FAST beats SMART in startups
07 September 2021
A SMART goal if you are not familiar is an acronym that stands for: specific, measurable, achievable, relevant, and time-bound. The purpose is to provide criteria for creating objectives, and a mnemonic I have been for over a decade. Working in a startup environment means things change fast, new information comes up and success means people can respond quickly. SMART goals are not able to keep up with the quick change.
If you do quarterly planning, your goals or OKRs probably come up twice. The first time is when you create well-crafted SMART goals that fit in with the organization, and the second time is the end of the quarter when you see how you did. New information will be discovered in between those two points that pivots you to work on something more important than your goals but not contributing to them. Adjusting your work is a good thing but if all the goal-creating exercises are frontloaded, your work will drift from your SMART goals and there is no feedback cycle to catch it.

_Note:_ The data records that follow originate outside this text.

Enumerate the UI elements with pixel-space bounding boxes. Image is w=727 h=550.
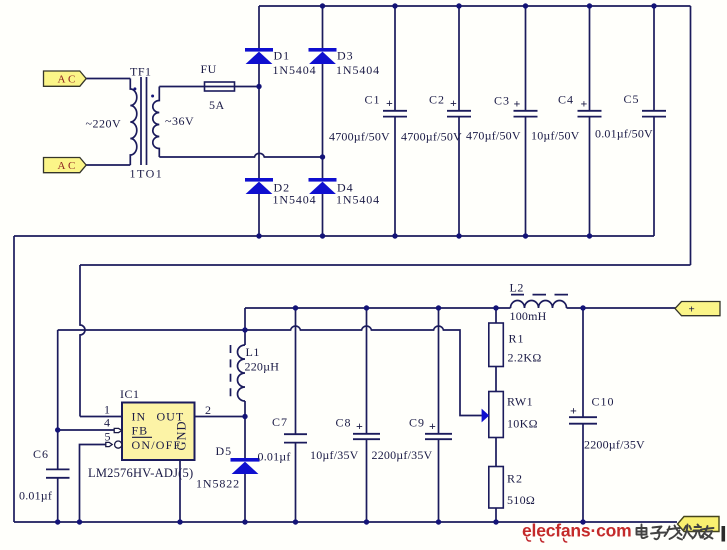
svg-text:5A: 5A: [209, 98, 225, 112]
svg-text:1: 1: [104, 403, 110, 417]
svg-text:4: 4: [104, 416, 110, 430]
potentiometer RW1 10KΩ: [482, 392, 538, 438]
transformer TF1 primary winding: [130, 79, 137, 166]
watermark chinese characters 电子发烧友: [637, 525, 714, 540]
svg-text:0.01µf: 0.01µf: [258, 450, 291, 464]
svg-text:2200µf/35V: 2200µf/35V: [584, 438, 645, 452]
node junction dot: [493, 519, 498, 524]
svg-text:TF1: TF1: [130, 65, 152, 79]
svg-text:~220V: ~220V: [86, 117, 122, 131]
svg-text:RW1: RW1: [507, 395, 533, 409]
svg-text:+: +: [429, 419, 436, 433]
wire left-edge ground vertical x=14: [13, 236, 15, 522]
node junction dot: [493, 305, 498, 310]
svg-text:IN: IN: [132, 410, 147, 424]
svg-text:1N5404: 1N5404: [273, 63, 317, 77]
node VOUT+ output terminal: [675, 302, 720, 316]
svg-text:C2: C2: [429, 93, 445, 107]
resistor R1 2.2KΩ: [489, 323, 542, 367]
svg-text:5: 5: [105, 430, 111, 444]
op-amp U1 / regulator IC1 LM2576HV-ADJ body: [88, 387, 195, 480]
svg-text:220µH: 220µH: [245, 360, 280, 374]
node junction dot: [587, 233, 592, 238]
svg-text:1N5822: 1N5822: [196, 477, 240, 491]
watermark text cursor bar: [722, 526, 726, 542]
svg-text:0.01µf/50V: 0.01µf/50V: [595, 127, 653, 141]
node junction dot: [456, 233, 461, 238]
wire VIN vertical x=80 with hop over FB line, down to pin 1: [80, 265, 85, 417]
svg-text:C6: C6: [33, 447, 49, 461]
svg-text:+: +: [581, 96, 588, 110]
node junction dot: [523, 233, 528, 238]
svg-text:+: +: [386, 96, 393, 110]
svg-text:IC1: IC1: [120, 387, 140, 401]
capacitor C6 0.01µf: [19, 447, 70, 503]
node junction dot: [436, 305, 441, 310]
capacitor C10 2200µf/35V: [569, 395, 645, 452]
node junction dot: [293, 305, 298, 310]
diode D4 1N5404: [309, 178, 381, 207]
svg-text:C7: C7: [272, 415, 288, 429]
node junction dot: [364, 305, 369, 310]
node junction dot: [242, 414, 247, 419]
svg-text:C10: C10: [592, 395, 615, 409]
wire C9 branch: [438, 308, 440, 522]
svg-text:C1: C1: [365, 93, 381, 107]
capacitor C3 470µf/50V: [466, 94, 538, 143]
wire right-edge vertical from top rail down to VIN feed: [690, 6, 692, 265]
wire C10 branch: [582, 308, 584, 522]
svg-text:L1: L1: [246, 345, 260, 359]
svg-text:+: +: [514, 96, 521, 110]
svg-text:C5: C5: [624, 92, 640, 106]
capacitor C9 2200µf/35V: [372, 416, 453, 463]
svg-text:R1: R1: [509, 332, 525, 346]
svg-text:10µf/50V: 10µf/50V: [531, 129, 580, 143]
node junction dot: [77, 519, 82, 524]
svg-text:4700µf/50V: 4700µf/50V: [401, 130, 462, 144]
svg-text:D5: D5: [216, 444, 233, 458]
wire C2 branch: [458, 6, 460, 236]
capacitor C5 0.01µf/50V: [595, 92, 666, 141]
capacitor C7 0.01µf: [258, 415, 308, 464]
node junction dot: [580, 519, 585, 524]
wire D3/D4 bridge branch x=322.5: [322, 6, 324, 236]
svg-text:0.01µf: 0.01µf: [19, 489, 52, 503]
node junction dot: [242, 519, 247, 524]
svg-text:FB: FB: [132, 424, 149, 438]
svg-text:FU: FU: [201, 62, 217, 76]
svg-text:2: 2: [205, 403, 211, 417]
diode D1 1N5404: [245, 48, 317, 77]
wire C4 branch: [589, 6, 591, 236]
svg-text:+: +: [356, 419, 363, 433]
svg-text:470µf/50V: 470µf/50V: [466, 129, 521, 143]
svg-text:1N5404: 1N5404: [336, 193, 380, 207]
svg-text:C3: C3: [494, 94, 510, 108]
pin 4 FB input port symbol: [114, 428, 122, 432]
wire C3 branch: [525, 6, 527, 236]
capacitor C1 4700µf/50V: [329, 93, 407, 144]
capacitor C8 10µf/35V: [310, 416, 380, 463]
svg-text:1N5404: 1N5404: [336, 63, 380, 77]
svg-text:+: +: [450, 96, 457, 110]
wire output rail y=308 from L1 top to L2: [245, 307, 511, 309]
svg-text:D3: D3: [337, 49, 354, 63]
wire C1 branch: [394, 6, 396, 236]
node junction dot: [587, 3, 592, 8]
node junction dot: [651, 3, 656, 8]
transformer secondary phase dot: [151, 95, 154, 98]
node junction dot: [320, 154, 325, 159]
svg-text:100mH: 100mH: [510, 309, 547, 323]
svg-text:2.2KΩ: 2.2KΩ: [508, 351, 542, 365]
wire C8 branch: [366, 308, 368, 522]
fuse FU body: [205, 82, 235, 91]
node junction dot: [55, 519, 60, 524]
svg-text:2200µf/35V: 2200µf/35V: [372, 448, 433, 462]
node junction dot: [177, 519, 182, 524]
node junction dot: [256, 233, 261, 238]
node junction dot: [580, 305, 585, 310]
node A: fuse junction wire from secondary top through fuse: [159, 86, 259, 88]
node junction dot: [55, 427, 60, 432]
svg-text:C8: C8: [336, 416, 352, 430]
svg-text:D1: D1: [274, 49, 291, 63]
svg-text:10µf/35V: 10µf/35V: [310, 448, 359, 462]
diode D3 1N5404: [309, 48, 381, 77]
wire C7 branch: [295, 308, 297, 522]
transformer TF1 core lines: [141, 77, 147, 165]
wire pin 1 to IC: [80, 416, 122, 418]
svg-text:LM2576HV-ADJ(5): LM2576HV-ADJ(5): [88, 466, 193, 480]
node VOUT- output terminal (behind watermark): [678, 517, 720, 532]
node junction dot: [392, 233, 397, 238]
svg-text:GND: GND: [175, 420, 189, 450]
wire pin 4 FB to junction: [58, 429, 114, 431]
node junction dot: [320, 3, 325, 8]
node junction dot: [436, 519, 441, 524]
pin 5 ON/OFF port symbol with inversion bubble: [106, 442, 112, 446]
wire VIN feed line y=265 going left: [80, 264, 691, 266]
watermark elecfans.com logo: [522, 521, 631, 543]
svg-text:C4: C4: [558, 93, 574, 107]
AC input terminal 2: [44, 158, 87, 173]
capacitor C4 10µf/50V: [531, 93, 602, 143]
wire L2 output to plus terminal: [567, 307, 678, 309]
transformer TF1 secondary winding: [153, 87, 159, 158]
svg-text:AC: AC: [58, 160, 78, 172]
inductor L1 220µH: [231, 345, 280, 401]
wire secondary bottom with hop over D1/D2 branch: [159, 153, 322, 157]
wire C6/FB branch x=57.7: [57, 330, 59, 522]
svg-text:L2: L2: [510, 281, 524, 295]
wire bottom ground rail y=522: [14, 521, 677, 523]
svg-text:AC: AC: [58, 74, 78, 86]
svg-text:510Ω: 510Ω: [507, 493, 535, 507]
svg-text:~36V: ~36V: [165, 114, 194, 128]
svg-text:R2: R2: [507, 472, 523, 486]
svg-text:C9: C9: [409, 416, 425, 430]
node junction dot: [364, 519, 369, 524]
node junction dot: [456, 3, 461, 8]
node junction dot: [320, 233, 325, 238]
AC input terminal 1: [44, 71, 87, 86]
svg-text:10KΩ: 10KΩ: [507, 417, 538, 431]
wire top positive rail: [259, 5, 691, 7]
wire AC2 to transformer primary bottom: [86, 164, 130, 166]
node junction dot: [256, 84, 261, 89]
capacitor C2 4700µf/50V: [401, 93, 471, 144]
diode D5 1N5822: [196, 444, 260, 491]
inductor L2 100mH: [510, 281, 569, 324]
wire IC GND pin to ground rail: [179, 460, 181, 522]
wire L1 branch x=245: rail to coil, coil to pin2 node, node to D5, D5 to ground: [244, 308, 246, 522]
wire divider branch R1/RW1/R2 x=496: [495, 308, 497, 522]
resistor R2 510Ω: [489, 467, 535, 509]
node junction dot: [293, 519, 298, 524]
wire pin 2 OUT to L1/D5 node: [195, 416, 246, 418]
node junction dot: [523, 3, 528, 8]
svg-text:1TO1: 1TO1: [130, 167, 164, 181]
wire D1/D2 bridge branch x=259: [258, 6, 260, 236]
wire ground rail of rectifier section y=236: [14, 235, 654, 237]
wire AC1 to transformer primary: [86, 78, 130, 80]
svg-text:+: +: [570, 404, 577, 418]
svg-text:elecfans·com: elecfans·com: [522, 521, 631, 541]
node junction dot: [392, 3, 397, 8]
svg-text:+: +: [689, 304, 695, 316]
wire FB sense line y=330 with hops over C7,C8,C9 branches then down to wiper: [58, 326, 482, 416]
wire pin 5 ON/OFF down to ground: [80, 445, 106, 523]
node junction dot: [242, 327, 247, 332]
transformer primary phase dot: [133, 87, 136, 90]
wire C5 branch: [653, 6, 655, 236]
diode D2 1N5404: [245, 178, 317, 207]
svg-text:4700µf/50V: 4700µf/50V: [329, 130, 390, 144]
svg-text:1N5404: 1N5404: [273, 193, 317, 207]
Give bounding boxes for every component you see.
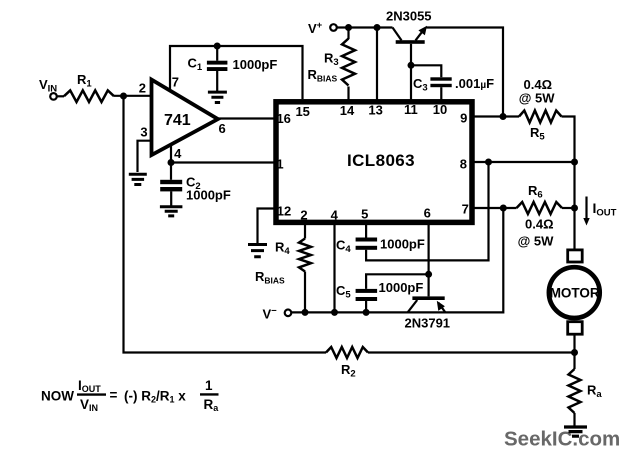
- svg-text:1000pF: 1000pF: [380, 237, 425, 252]
- svg-text:2N3055: 2N3055: [386, 9, 432, 24]
- capacitor C2: [160, 180, 182, 184]
- wire IC pin7 row: [473, 207, 517, 209]
- wire R1 to op-amp pin2: [114, 95, 152, 97]
- wire C1 to ground: [216, 71, 218, 91]
- node R6/motor junction: [571, 205, 578, 212]
- svg-text:10: 10: [433, 102, 447, 117]
- node C1 rail junction: [214, 43, 221, 50]
- node pin4/pin1/C2 junction: [168, 159, 175, 166]
- svg-text:1000pF: 1000pF: [379, 280, 424, 295]
- svg-text:@ 5W: @ 5W: [518, 234, 555, 249]
- wire pin7 up and top rail to pin15: [170, 46, 303, 99]
- formula fraction bar 2: [200, 393, 219, 395]
- wire junction to C3: [411, 65, 441, 77]
- svg-text:1: 1: [205, 378, 213, 393]
- svg-text:11: 11: [404, 102, 418, 117]
- node pin7/Q2 junction: [500, 205, 507, 212]
- node pin9 rail junction: [500, 113, 507, 120]
- svg-text:@ 5W: @ 5W: [519, 91, 556, 106]
- wire R3 bottom lead to IC pin14: [347, 87, 349, 101]
- svg-text:13: 13: [368, 103, 382, 118]
- svg-text:1000pF: 1000pF: [233, 57, 278, 72]
- wire pin13 vertical: [376, 28, 378, 101]
- wire IC pin8 row: [473, 161, 575, 163]
- svg-text:8: 8: [460, 157, 467, 172]
- wire C1 stem top: [216, 46, 218, 61]
- arrow IOUT: [585, 197, 587, 220]
- svg-text:(-) R2/R1 x: (-) R2/R1 x: [124, 389, 186, 405]
- wire IC pin9 row: [473, 115, 519, 117]
- node pin6/C5 junction: [425, 271, 432, 278]
- svg-text:9: 9: [460, 111, 467, 126]
- wire pin8 down to C4 bottom: [366, 162, 488, 260]
- ground below C2: [160, 207, 183, 216]
- svg-text:=: =: [110, 388, 118, 403]
- wire V+ rail right segment down to pin9 row: [427, 28, 504, 117]
- svg-text:6: 6: [218, 121, 225, 136]
- op-amp U1 741 triangle: [152, 80, 218, 156]
- svg-text:741: 741: [164, 112, 191, 129]
- svg-text:2: 2: [139, 81, 146, 96]
- terminal VIN: [50, 93, 57, 100]
- svg-text:7: 7: [172, 75, 179, 90]
- node pin13 rail junction: [374, 24, 381, 31]
- svg-text:6: 6: [424, 206, 431, 221]
- svg-text:7: 7: [462, 202, 469, 217]
- wire R3 top lead: [347, 28, 349, 40]
- resistor R3: [342, 39, 355, 86]
- transistor Q2 left diagonal: [408, 300, 418, 312]
- wire R5 right corner down through pin8 row to motor: [562, 117, 575, 251]
- svg-text:15: 15: [295, 104, 309, 119]
- wire IC pin4 stub down to V- row: [333, 224, 335, 312]
- wire pin3 to ground: [138, 141, 152, 172]
- node R3 top junction: [345, 24, 352, 31]
- wire C3 bottom to IC pin10: [440, 87, 442, 100]
- wire pin4 down to node: [170, 145, 172, 180]
- svg-text:MOTOR: MOTOR: [550, 285, 600, 300]
- node pin8/R5 junction: [571, 159, 578, 166]
- transistor Q1 collector diagonal with arrow: [416, 29, 425, 41]
- ground below pin12: [248, 245, 267, 257]
- svg-text:12: 12: [277, 204, 291, 219]
- svg-text:.001µF: .001µF: [455, 76, 494, 91]
- wire node to IC pin1: [171, 161, 274, 163]
- node Q1 base / C3 junction: [408, 62, 415, 69]
- capacitor C1: [207, 61, 228, 65]
- node C5/V- junction: [363, 309, 370, 316]
- ground below C1: [208, 92, 227, 102]
- motor M1 body: [549, 267, 600, 318]
- wire Ra top lead: [573, 353, 575, 370]
- wire C5 top to pin6 vertical: [366, 274, 429, 289]
- resistor R5: [519, 111, 562, 123]
- wire motor bottom to R2 row: [573, 334, 575, 353]
- node motor/R2/Ra junction: [571, 349, 578, 356]
- ground at op-amp pin3: [129, 174, 147, 184]
- transistor Q2 right diagonal with arrow: [439, 303, 446, 313]
- transistor Q2 2N3791 base bar: [412, 296, 444, 300]
- capacitor C5: [356, 289, 378, 293]
- wire IC pin5 stub to C4: [365, 224, 367, 238]
- svg-text:0.4Ω: 0.4Ω: [525, 217, 554, 232]
- transistor Q1 2N3055 emitter diagonal: [393, 28, 402, 41]
- svg-text:5: 5: [361, 207, 368, 222]
- svg-text:4: 4: [331, 208, 339, 223]
- formula fraction bar 1: [77, 393, 106, 395]
- resistor R2: [326, 347, 368, 358]
- terminal V+: [330, 24, 337, 31]
- wire C2 to ground: [170, 191, 172, 205]
- wire R2 to motor junction: [368, 351, 575, 353]
- wire R4 bottom lead: [304, 272, 306, 313]
- svg-text:2: 2: [300, 208, 307, 223]
- wire IC pin2 stub: [304, 224, 306, 239]
- svg-text:4: 4: [174, 146, 182, 161]
- wire V- row: [291, 208, 503, 312]
- svg-text:14: 14: [340, 103, 355, 118]
- node pin8/C4 junction: [485, 159, 492, 166]
- node pin4-stub/V- junction: [331, 309, 338, 316]
- resistor Ra: [569, 369, 581, 413]
- capacitor C3: [430, 77, 451, 80]
- wire R6 right lead: [562, 207, 575, 209]
- wire Ra to ground: [573, 413, 575, 426]
- svg-text:16: 16: [276, 111, 290, 126]
- node R4/V- junction: [302, 309, 309, 316]
- resistor R4: [299, 239, 311, 272]
- wire op-amp output pin6 to IC pin16: [218, 117, 274, 119]
- resistor R6: [517, 202, 563, 214]
- wire Q1 base down to IC pin11: [410, 44, 412, 100]
- wire V+ rail left segment: [337, 26, 393, 28]
- svg-text:NOW: NOW: [41, 389, 74, 404]
- svg-text:2N3791: 2N3791: [405, 316, 451, 331]
- wire feedback left vertical + bottom row to R2: [124, 96, 327, 353]
- wire VIN to R1: [57, 95, 64, 97]
- svg-text:ICL8063: ICL8063: [347, 151, 415, 170]
- node input junction: [120, 93, 127, 100]
- svg-text:1: 1: [276, 157, 283, 172]
- ground below Ra: [564, 427, 587, 436]
- svg-text:1000pF: 1000pF: [186, 188, 231, 203]
- wire C5 bottom to V- row: [365, 301, 367, 312]
- motor bottom terminal: [568, 322, 583, 335]
- capacitor C4: [356, 238, 378, 242]
- wire IC pin6 stub down to Q2 base: [428, 224, 430, 296]
- transistor Q1 base bar: [396, 40, 425, 44]
- svg-text:SeekIC.com: SeekIC.com: [504, 428, 620, 451]
- terminal V-: [285, 310, 292, 317]
- svg-text:3: 3: [140, 125, 147, 140]
- wire pin12 stub to ground: [258, 209, 275, 244]
- motor top terminal: [568, 250, 583, 262]
- IC U2 ICL8063 body: [276, 102, 472, 223]
- resistor R1: [64, 90, 114, 102]
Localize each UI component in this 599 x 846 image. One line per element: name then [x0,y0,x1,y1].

FAST goals from MIT Sloan Management Review (With Goals, FAST beats SMART), fixes the feedback cycle and makes goal setting easier. FAST stands for:
- Frequently discussed
- Ambitious
- Specific
- Transparent
Ambitious and specific echo back to the SMART criteria, but Frequently discussed and Transparent are the two big differentiators. Frequently discussed and Transparent address the missing feedback loop. The thing you talk about frequently is the most important thing. In the “set and forget” mode of goal setting, your efforts are still working towards a goal, it might just not be a goal that had rigor in being created. Transparent enables peers to see how each other are doing towards their goals and provide feedback. SMART goals alone provide no guarantee that people even know where to look for the goals, or find the latest version of them.